Quando chegam as águas novas, carregadas de calor e nutrientes, dispara o ciclo reprodutivo dos peixes de piracema. Então, em cardumes, eles arrancam rio acima na busca desesperada pela reprodução da espécie. Um peixe como o dourado tem que nadar pelo menos quinhentos quilômetros contra a corrente, até à exaustão. Quando encontram um obstáculo em seu percurso, lutam para vencê-lo. Quando é impossível vencê-lo, a exemplo de uma barragem no leito de um rio, se lançam contra a parede até desfalecer, ou até morrer. Muitos preferem morrer que renderem-se ao obstáculo, porque o instinto da vida os leva a lutar até morrer. Os que se acomodam não se reproduzem, vivem seu tempo como indivíduos, até sua extinção e a extinção total da espécie.

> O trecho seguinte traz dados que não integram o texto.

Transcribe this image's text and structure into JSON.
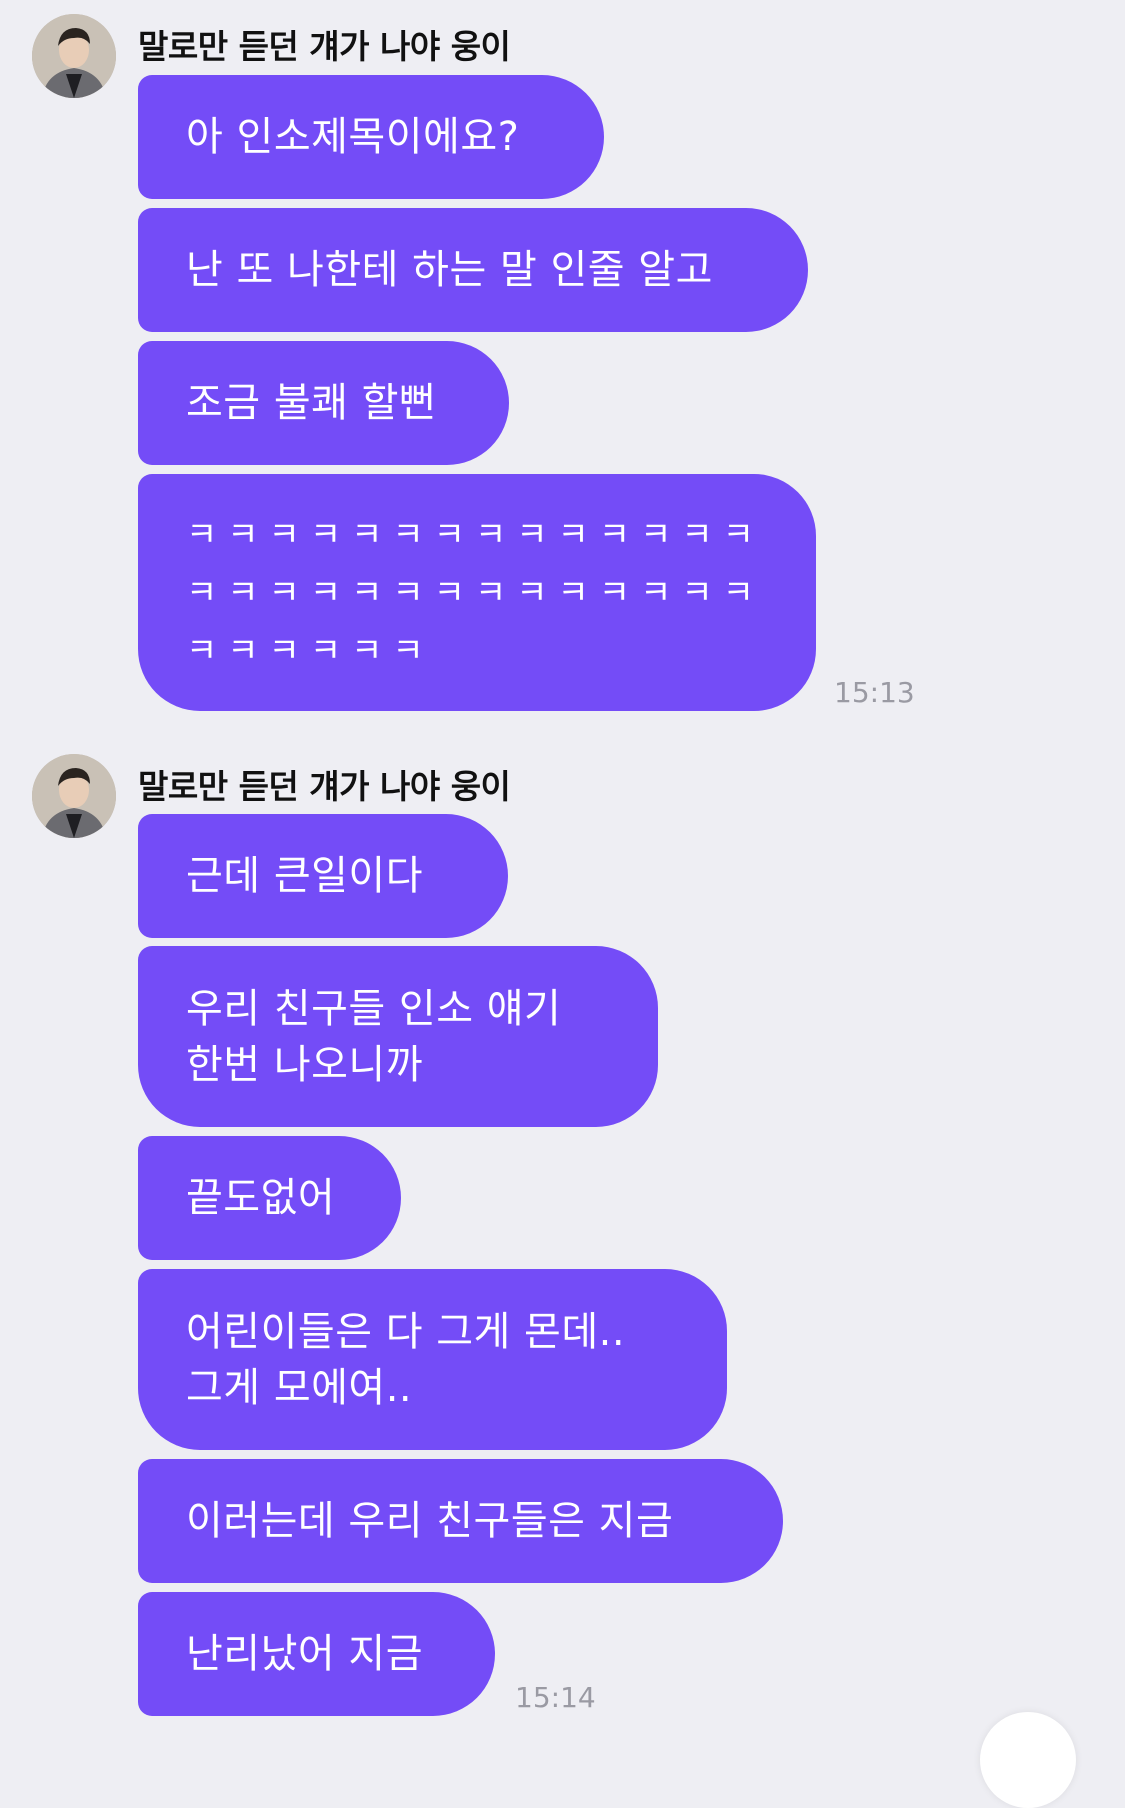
{
  "groups": [
    {
      "sender": "말로만 듣던 걔가 나야 웅이",
      "time": "15:13",
      "messages": [
        "아 인소제목이에요?",
        "난 또 나한테 하는 말 인줄 알고",
        "조금 불쾌 할뻔",
        [
          "ㅋㅋㅋㅋㅋㅋㅋㅋㅋㅋㅋㅋㅋㅋ",
          "ㅋㅋㅋㅋㅋㅋㅋㅋㅋㅋㅋㅋㅋㅋ",
          "ㅋㅋㅋㅋㅋㅋ"
        ]
      ]
    },
    {
      "sender": "말로만 듣던 걔가 나야 웅이",
      "time": "15:14",
      "messages": [
        "근데 큰일이다",
        [
          "우리 친구들 인소 얘기",
          "한번 나오니까"
        ],
        "끝도없어",
        [
          "어린이들은 다 그게 몬데..",
          "그게 모에여.."
        ],
        "이러는데 우리 친구들은 지금",
        "난리났어 지금"
      ]
    }
  ],
  "colors": {
    "background": "#eeeef3",
    "bubble": "#744cf7",
    "bubble_text": "#ffffff",
    "timestamp": "#9a9aa3"
  },
  "icons": {
    "avatar": "profile-photo"
  }
}
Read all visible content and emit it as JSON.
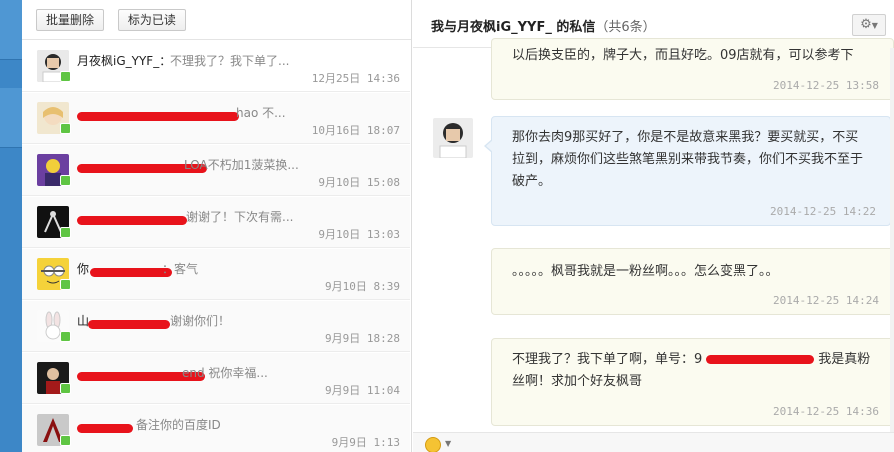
{
  "toolbar": {
    "batch_delete": "批量删除",
    "mark_read": "标为已读"
  },
  "conversations": [
    {
      "name": "月夜枫iG_YYF_：",
      "preview": "不理我了？我下单了...",
      "time": "12月25日 14:36"
    },
    {
      "name": "",
      "preview": "hao 不...",
      "time": "10月16日 18:07"
    },
    {
      "name": "",
      "preview": "LOA不朽加1菠菜换...",
      "time": "9月10日 15:08"
    },
    {
      "name": "",
      "preview": "谢谢了！下次有需...",
      "time": "9月10日 13:03"
    },
    {
      "name": "你",
      "preview": "：客气",
      "time": "9月10日 8:39"
    },
    {
      "name": "山",
      "preview": "谢谢你们！",
      "time": "9月9日 18:28"
    },
    {
      "name": "",
      "preview": "end 祝你幸福...",
      "time": "9月9日 11:04"
    },
    {
      "name": "",
      "preview": "备注你的百度ID",
      "time": "9月9日 1:13"
    }
  ],
  "chat": {
    "title": "我与月夜枫iG_YYF_ 的私信",
    "count": "（共6条）",
    "messages": [
      {
        "side": "me",
        "text": "以后换支臣的，牌子大，而且好吃。09店就有，可以参考下",
        "time": "2014-12-25 13:58"
      },
      {
        "side": "peer",
        "text": "那你去肉9那买好了，你是不是故意来黑我？要买就买，不买拉到，麻烦你们这些煞笔黑别来带我节奏，你们不买我不至于破产。",
        "time": "2014-12-25 14:22"
      },
      {
        "side": "me",
        "text": "。。。。。枫哥我就是一粉丝啊。。。怎么变黑了。。",
        "time": "2014-12-25 14:24"
      },
      {
        "side": "me",
        "text_a": "不理我了？我下单了啊，单号：9",
        "text_b": "我是真粉丝啊！求加个好友枫哥",
        "time": "2014-12-25 14:36"
      }
    ]
  },
  "icons": {
    "settings": "gear-icon",
    "emoji": "smile-icon"
  },
  "colors": {
    "accent": "#3d87c7",
    "online": "#5fc543",
    "redaction": "#e8131b"
  }
}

Porém, quando é possível vencer o obstáculo, prosseguem sua “arribada” rumo à reprodução da vida. Só na exaustão as fêmeas amadurecem os hormônios, liberam os ovos na água, enquanto os machos liberam seus espermas. Então, a fecundação acontece na água. Levados pelas correntes, os ovos fecundados eclodem no prazo de quinze horas. Agora já alevinos, levados pela enchente e pela correnteza, são carreados para seu berçário natural, isto é, as lagoas marginais. Ali ficarão pelo prazo de um ano, até a próxima cheia, quando já peixes jovens, voltarão ao leito do rio. Em alguns anos, quando estiverem maduros para a reprodução, farão o mesmo ciclo de seus pais.
É só assim, nadando contra a corrente, até à exaustão, que o milagre da vida acontece. Os peixes que não migram não amadurecem seu processo hormonal, não desovam, não liberam esperma, não se reproduzem, não contribuem para a perpetuação da vida. Servem apenas para serem pescados e devorados pela espécie humana.
Para os que têm fome e sede de justiça um dourado basta.